Colonoscopy is valuable not only for confirmation of the intussusception but also
help in its localization, demonstration of the underlying organic lesion serving as
a lead point, and possible treatment. Endoscopic findings that are characteristic
of lipoma are “cushion sign” (forcing the forceps against the lesion results in depression
and then restoration of the mass) and “naked fat sign” (fat extrusion during the biopsy).[8]
Treatment is almost always surgical in adults when compared to children and invariably
leads to resection of the involved bowel segment with subsequent primary anastomosis.
Majority of authors recommend surgery as the standard method of treatment for every
colonic lipoma> 2 cm in size.[8] Surgical treatment includes resection, colotomy with local excision, limited colon
resection, segmental resection, hemicolectomy, or subtotal colectomy. The choice of
the surgical intervention mainly depends on the lipoma size, location, and the presence
or absence of definite preoperative diagnosis. Few cases of successful laparoscopic
resection of colonic lipomas have been reported in literature. It is recommended to
use laparoscopic resection in the face of a known lipoma because the patient enjoys
the benefit of shorter period of ileus, shortened disability, less postoperative pain,
and shorter hospital stay.[8]
Endoscopic mucosal resection using the electrocautery snare is preferred technique
for the excision of lipomas smaller than 2 cm in size. However, endoscopic removal
of sessile or broadly based lipomas may result in a high rate of perforation and hemorrhage.

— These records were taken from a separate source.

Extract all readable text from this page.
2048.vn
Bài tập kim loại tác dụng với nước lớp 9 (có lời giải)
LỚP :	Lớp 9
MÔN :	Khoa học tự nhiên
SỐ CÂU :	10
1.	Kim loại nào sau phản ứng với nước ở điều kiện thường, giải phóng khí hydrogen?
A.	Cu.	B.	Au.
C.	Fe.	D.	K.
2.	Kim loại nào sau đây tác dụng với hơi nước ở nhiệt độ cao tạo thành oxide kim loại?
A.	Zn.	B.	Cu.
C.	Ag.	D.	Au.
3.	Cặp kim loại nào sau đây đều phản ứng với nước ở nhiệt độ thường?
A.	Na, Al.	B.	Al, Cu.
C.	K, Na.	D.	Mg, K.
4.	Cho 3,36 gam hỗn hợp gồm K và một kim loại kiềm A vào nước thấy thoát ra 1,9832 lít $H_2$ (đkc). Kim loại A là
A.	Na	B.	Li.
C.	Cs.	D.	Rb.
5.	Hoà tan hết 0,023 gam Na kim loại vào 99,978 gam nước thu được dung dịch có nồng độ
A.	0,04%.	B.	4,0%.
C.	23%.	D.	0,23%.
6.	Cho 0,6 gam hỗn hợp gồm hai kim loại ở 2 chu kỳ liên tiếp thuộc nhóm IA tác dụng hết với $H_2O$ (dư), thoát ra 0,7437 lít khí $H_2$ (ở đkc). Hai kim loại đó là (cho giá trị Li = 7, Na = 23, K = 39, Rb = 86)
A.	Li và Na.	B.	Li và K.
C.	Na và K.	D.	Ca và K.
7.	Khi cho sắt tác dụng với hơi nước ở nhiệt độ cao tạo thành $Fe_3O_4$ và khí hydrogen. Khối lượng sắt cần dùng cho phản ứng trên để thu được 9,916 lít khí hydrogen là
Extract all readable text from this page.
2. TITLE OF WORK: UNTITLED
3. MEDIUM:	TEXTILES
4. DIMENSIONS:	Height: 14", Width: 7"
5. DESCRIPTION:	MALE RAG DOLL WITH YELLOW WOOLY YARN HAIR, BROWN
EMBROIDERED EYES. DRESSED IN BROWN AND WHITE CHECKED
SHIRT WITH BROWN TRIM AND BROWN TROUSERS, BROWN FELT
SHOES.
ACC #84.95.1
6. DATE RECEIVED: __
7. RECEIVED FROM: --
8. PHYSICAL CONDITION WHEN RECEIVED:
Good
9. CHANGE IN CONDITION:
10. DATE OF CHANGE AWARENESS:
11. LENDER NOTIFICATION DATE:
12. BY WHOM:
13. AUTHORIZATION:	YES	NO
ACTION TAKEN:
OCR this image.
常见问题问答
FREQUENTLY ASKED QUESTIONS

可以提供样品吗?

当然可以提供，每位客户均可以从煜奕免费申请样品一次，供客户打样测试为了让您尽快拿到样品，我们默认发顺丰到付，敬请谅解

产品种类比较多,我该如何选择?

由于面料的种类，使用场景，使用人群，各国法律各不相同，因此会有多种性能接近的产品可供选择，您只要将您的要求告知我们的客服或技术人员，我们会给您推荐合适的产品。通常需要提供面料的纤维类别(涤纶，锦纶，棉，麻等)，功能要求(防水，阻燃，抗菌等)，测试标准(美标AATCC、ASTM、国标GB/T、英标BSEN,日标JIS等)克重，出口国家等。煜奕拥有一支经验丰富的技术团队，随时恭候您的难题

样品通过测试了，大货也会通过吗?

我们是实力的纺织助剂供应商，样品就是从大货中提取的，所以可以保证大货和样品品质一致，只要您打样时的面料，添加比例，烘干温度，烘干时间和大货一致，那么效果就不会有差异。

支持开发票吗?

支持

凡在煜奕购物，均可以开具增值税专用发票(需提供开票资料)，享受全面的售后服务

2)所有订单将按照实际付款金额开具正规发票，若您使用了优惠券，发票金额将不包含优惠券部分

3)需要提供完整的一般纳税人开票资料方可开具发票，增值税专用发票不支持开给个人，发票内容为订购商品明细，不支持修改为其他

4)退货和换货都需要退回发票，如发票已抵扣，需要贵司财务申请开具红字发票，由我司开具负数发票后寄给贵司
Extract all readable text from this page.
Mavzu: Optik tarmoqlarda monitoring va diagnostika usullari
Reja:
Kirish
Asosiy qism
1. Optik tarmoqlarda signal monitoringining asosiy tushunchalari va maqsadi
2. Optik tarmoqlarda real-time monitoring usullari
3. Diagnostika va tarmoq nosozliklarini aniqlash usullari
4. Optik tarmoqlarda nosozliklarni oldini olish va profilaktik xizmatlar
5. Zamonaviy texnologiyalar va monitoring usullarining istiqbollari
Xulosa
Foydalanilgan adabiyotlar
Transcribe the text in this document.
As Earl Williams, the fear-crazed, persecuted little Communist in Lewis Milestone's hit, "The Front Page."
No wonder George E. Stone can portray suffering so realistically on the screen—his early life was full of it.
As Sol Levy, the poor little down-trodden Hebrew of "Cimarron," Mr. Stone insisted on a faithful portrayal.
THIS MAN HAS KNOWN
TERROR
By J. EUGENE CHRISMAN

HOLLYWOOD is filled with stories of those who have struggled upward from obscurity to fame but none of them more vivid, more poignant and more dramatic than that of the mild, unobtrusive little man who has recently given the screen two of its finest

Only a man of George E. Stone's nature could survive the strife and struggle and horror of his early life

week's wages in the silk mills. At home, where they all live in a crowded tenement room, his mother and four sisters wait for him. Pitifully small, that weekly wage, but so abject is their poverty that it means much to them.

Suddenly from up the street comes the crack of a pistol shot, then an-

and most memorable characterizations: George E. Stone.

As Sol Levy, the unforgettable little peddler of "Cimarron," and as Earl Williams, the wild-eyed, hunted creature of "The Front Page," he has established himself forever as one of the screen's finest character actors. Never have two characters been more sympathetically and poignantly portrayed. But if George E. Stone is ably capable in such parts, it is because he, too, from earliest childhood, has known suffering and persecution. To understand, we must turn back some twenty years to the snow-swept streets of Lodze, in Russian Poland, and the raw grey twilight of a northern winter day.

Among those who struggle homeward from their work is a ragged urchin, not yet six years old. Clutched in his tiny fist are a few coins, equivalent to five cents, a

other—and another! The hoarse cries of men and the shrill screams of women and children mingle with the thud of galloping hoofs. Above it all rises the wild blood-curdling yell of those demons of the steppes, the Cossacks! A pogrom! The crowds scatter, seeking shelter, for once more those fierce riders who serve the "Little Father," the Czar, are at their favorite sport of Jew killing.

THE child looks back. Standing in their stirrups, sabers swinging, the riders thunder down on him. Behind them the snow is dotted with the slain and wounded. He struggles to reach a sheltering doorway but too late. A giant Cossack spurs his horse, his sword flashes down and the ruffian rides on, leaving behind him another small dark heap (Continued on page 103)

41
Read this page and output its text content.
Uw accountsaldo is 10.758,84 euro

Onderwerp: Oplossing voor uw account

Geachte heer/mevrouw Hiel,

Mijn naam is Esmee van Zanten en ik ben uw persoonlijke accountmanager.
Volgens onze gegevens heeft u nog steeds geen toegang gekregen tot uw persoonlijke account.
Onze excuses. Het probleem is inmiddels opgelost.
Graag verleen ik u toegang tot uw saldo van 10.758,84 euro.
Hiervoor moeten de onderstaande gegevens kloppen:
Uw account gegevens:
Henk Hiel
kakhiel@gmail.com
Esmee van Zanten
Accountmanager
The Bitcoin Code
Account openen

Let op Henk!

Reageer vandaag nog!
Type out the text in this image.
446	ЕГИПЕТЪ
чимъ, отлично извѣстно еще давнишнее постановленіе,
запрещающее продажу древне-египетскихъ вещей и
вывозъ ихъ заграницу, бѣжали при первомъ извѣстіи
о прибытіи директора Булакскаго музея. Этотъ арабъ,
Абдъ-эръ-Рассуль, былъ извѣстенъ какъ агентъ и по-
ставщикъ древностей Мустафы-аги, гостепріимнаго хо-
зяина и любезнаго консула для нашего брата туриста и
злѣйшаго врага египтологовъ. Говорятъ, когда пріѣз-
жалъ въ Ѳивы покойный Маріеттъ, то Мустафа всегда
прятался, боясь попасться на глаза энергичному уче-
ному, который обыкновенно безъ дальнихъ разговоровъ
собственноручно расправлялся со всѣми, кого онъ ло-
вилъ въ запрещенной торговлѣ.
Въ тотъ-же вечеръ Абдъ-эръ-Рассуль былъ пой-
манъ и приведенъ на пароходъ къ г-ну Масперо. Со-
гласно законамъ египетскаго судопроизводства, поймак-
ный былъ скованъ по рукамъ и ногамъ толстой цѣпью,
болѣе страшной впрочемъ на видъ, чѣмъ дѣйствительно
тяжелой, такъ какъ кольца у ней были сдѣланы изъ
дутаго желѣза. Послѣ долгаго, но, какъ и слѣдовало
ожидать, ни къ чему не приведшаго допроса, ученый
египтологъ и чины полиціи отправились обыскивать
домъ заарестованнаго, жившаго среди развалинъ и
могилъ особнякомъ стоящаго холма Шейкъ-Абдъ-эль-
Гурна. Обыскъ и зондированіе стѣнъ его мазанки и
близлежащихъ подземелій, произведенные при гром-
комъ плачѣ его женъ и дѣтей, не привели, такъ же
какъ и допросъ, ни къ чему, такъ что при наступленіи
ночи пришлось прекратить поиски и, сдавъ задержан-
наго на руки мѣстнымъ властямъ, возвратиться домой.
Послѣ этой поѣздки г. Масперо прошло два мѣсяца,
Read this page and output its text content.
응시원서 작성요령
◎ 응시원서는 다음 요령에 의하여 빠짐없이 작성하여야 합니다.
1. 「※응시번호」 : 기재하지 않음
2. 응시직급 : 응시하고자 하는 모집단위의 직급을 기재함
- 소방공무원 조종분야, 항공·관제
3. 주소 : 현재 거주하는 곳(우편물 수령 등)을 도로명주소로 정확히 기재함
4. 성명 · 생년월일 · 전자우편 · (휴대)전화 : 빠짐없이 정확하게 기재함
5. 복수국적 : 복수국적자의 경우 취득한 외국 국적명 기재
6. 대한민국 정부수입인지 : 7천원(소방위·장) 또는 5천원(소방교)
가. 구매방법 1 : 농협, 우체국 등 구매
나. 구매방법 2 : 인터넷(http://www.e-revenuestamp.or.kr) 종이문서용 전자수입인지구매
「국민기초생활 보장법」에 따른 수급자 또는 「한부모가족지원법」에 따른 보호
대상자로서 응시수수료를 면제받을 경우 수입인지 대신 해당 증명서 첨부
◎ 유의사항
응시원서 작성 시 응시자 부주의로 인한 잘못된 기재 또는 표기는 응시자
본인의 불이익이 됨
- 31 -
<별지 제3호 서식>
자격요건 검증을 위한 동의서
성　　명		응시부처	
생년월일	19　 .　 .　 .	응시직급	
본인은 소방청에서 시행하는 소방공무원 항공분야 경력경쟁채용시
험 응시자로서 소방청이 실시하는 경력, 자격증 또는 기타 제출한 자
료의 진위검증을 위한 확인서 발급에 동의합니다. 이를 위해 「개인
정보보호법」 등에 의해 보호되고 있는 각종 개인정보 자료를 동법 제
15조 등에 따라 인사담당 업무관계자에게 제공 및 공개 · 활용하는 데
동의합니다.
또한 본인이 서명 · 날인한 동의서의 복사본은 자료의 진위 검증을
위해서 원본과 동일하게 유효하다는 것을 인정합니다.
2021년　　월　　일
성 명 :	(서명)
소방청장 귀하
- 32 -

Although intussusception themselves have a good prognosis, it is often the nature
of the lesion causing the intussusception which determine prognosis. Mortality for
adult intussusception increases from 8.7% for the benign lesions to 52.4% for the
malignant variety.[2]
Conclusion
Adult intussusception is rare and presenting symptoms are often nonspecific and chronic
which can lead to delay in diagnosis. Often an underlying trigger or nidus is present
in adult intussusception and treatment is almost always surgical. Therefore, keeping
a high index of suspicion combined with early diagnosis with colonoscopy or CT scan
can prevent serious complications such as hemorrhage, intestinal gangrene, and perforation.